Not at all, you need to write your own code because you’re customizing the framework! Most likely all you need to do is override one of the LookAndFeel classes, then provide an instance of that LAF to your sliders/buttons/etc. But to create custom behavior, you need to write custom code! If you do this right, you won’t write anything which would break in updates. Basically, most JUCE drawing code is done with a Graphics& instance that you draw onto with Graphics:: methods, or methods provided by other classes which take Graphics& as arguments. The API for Graphics is very unlikely to remove any functionality, as that would likely break most in-progress JUCE projects. It has been largely the same API for a very long time at this point (although implementations sometimes do change, which is good! That’s what an abstraction like Graphics is for).
You really don’t need to look far to find this: most widget classes have LookAndFeelMethods which describe what you can customize about them. In the JUCE codebase, there are 4 look and feels, which you can look at for examples.

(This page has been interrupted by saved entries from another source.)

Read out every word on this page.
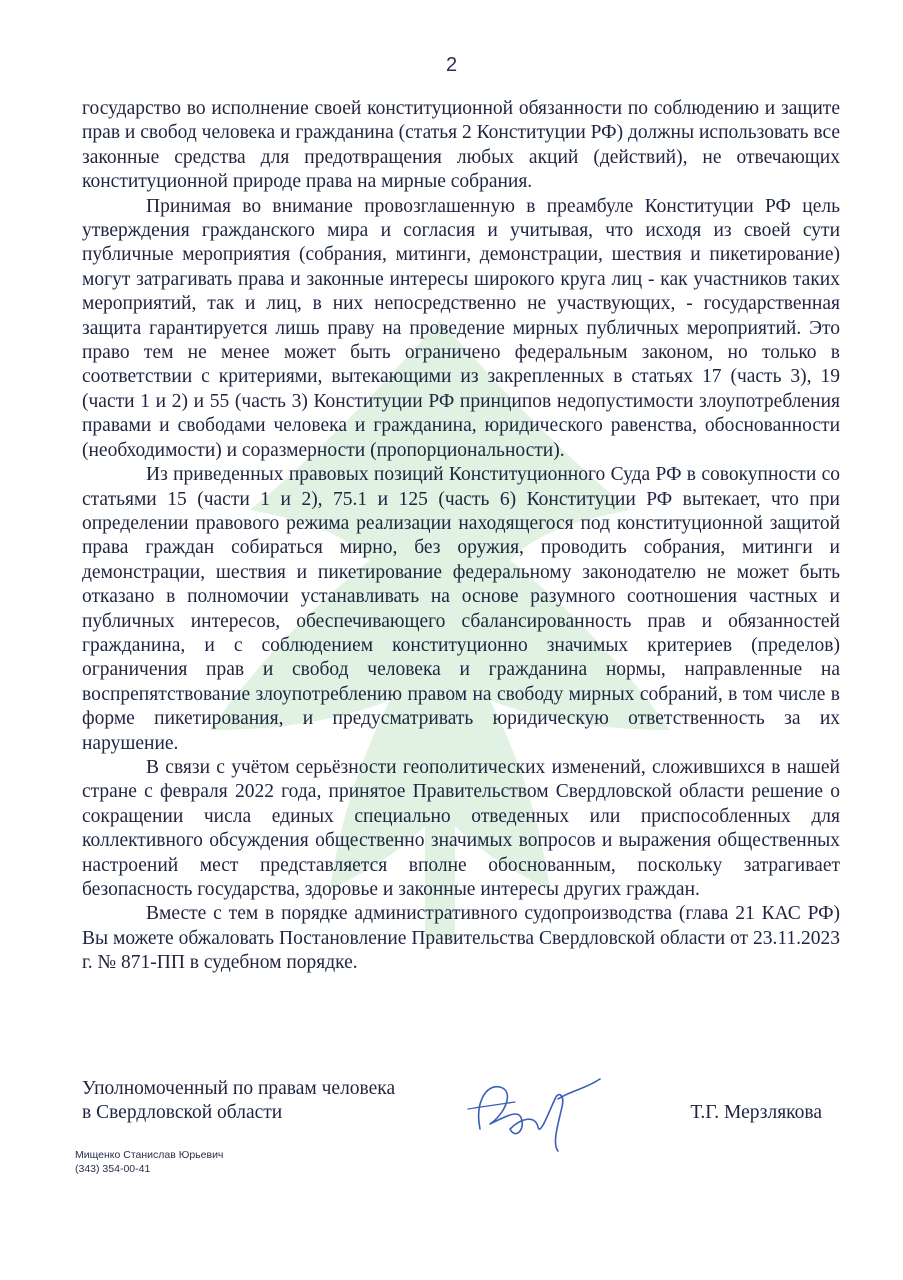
2

государство во исполнение своей конституционной обязанности по соблюдению и защите прав и свобод человека и гражданина (статья 2 Конституции РФ) должны использовать все законные средства для предотвращения любых акций (действий), не отвечающих конституционной природе права на мирные собрания.

Принимая во внимание провозглашенную в преамбуле Конституции РФ цель утверждения гражданского мира и согласия и учитывая, что исходя из своей сути публичные мероприятия (собрания, митинги, демонстрации, шествия и пикетирование) могут затрагивать права и законные интересы широкого круга лиц - как участников таких мероприятий, так и лиц, в них непосредственно не участвующих, - государственная защита гарантируется лишь праву на проведение мирных публичных мероприятий. Это право тем не менее может быть ограничено федеральным законом, но только в соответствии с критериями, вытекающими из закрепленных в статьях 17 (часть 3), 19 (части 1 и 2) и 55 (часть 3) Конституции РФ принципов недопустимости злоупотребления правами и свободами человека и гражданина, юридического равенства, обоснованности (необходимости) и соразмерности (пропорциональности).

Из приведенных правовых позиций Конституционного Суда РФ в совокупности со статьями 15 (части 1 и 2), 75.1 и 125 (часть 6) Конституции РФ вытекает, что при определении правового режима реализации находящегося под конституционной защитой права граждан собираться мирно, без оружия, проводить собрания, митинги и демонстрации, шествия и пикетирование федеральному законодателю не может быть отказано в полномочии устанавливать на основе разумного соотношения частных и публичных интересов, обеспечивающего сбалансированность прав и обязанностей гражданина, и с соблюдением конституционно значимых критериев (пределов) ограничения прав и свобод человека и гражданина нормы, направленные на воспрепятствование злоупотреблению правом на свободу мирных собраний, в том числе в форме пикетирования, и предусматривать юридическую ответственность за их нарушение.

В связи с учётом серьёзности геополитических изменений, сложившихся в нашей стране с февраля 2022 года, принятое Правительством Свердловской области решение о сокращении числа единых специально отведенных или приспособленных для коллективного обсуждения общественно значимых вопросов и выражения общественных настроений мест представляется вполне обоснованным, поскольку затрагивает безопасность государства, здоровье и законные интересы других граждан.

Вместе с тем в порядке административного судопроизводства (глава 21 КАС РФ) Вы можете обжаловать Постановление Правительства Свердловской области от 23.11.2023 г. № 871-ПП в судебном порядке.

Уполномоченный по правам человека
в Свердловской области	Т.Г. Мерзлякова
Мищенко Станислав Юрьевич
(343) 354-00-41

You’re not hacking the framework by using it! You need to write code to use it. No reason to fear that.
Ok that’s fantastic information, thank you.
I think it’s my past IT experience (I’m an IT systems engineer and not a software engineer by background) that’s given me the mindset of not altering code that is not supported by the vender per say. I have been burnt before with patches.
Also sorry I had the impression that the philosophy of JUCE was flat UI only. I realize now this is not the case, and it’s actually Vector design only, which with clever design techniques like Pixel has done above, you can achieve very impressive UI assets that really pop.
Anyway that is great news.
As you can most likely tell, I’m a newbie to this field and am somewhat ignorant but I’m not here to be spoon fed.
I’ll brush up on my C++ and get my head heavily into the frame work and doco.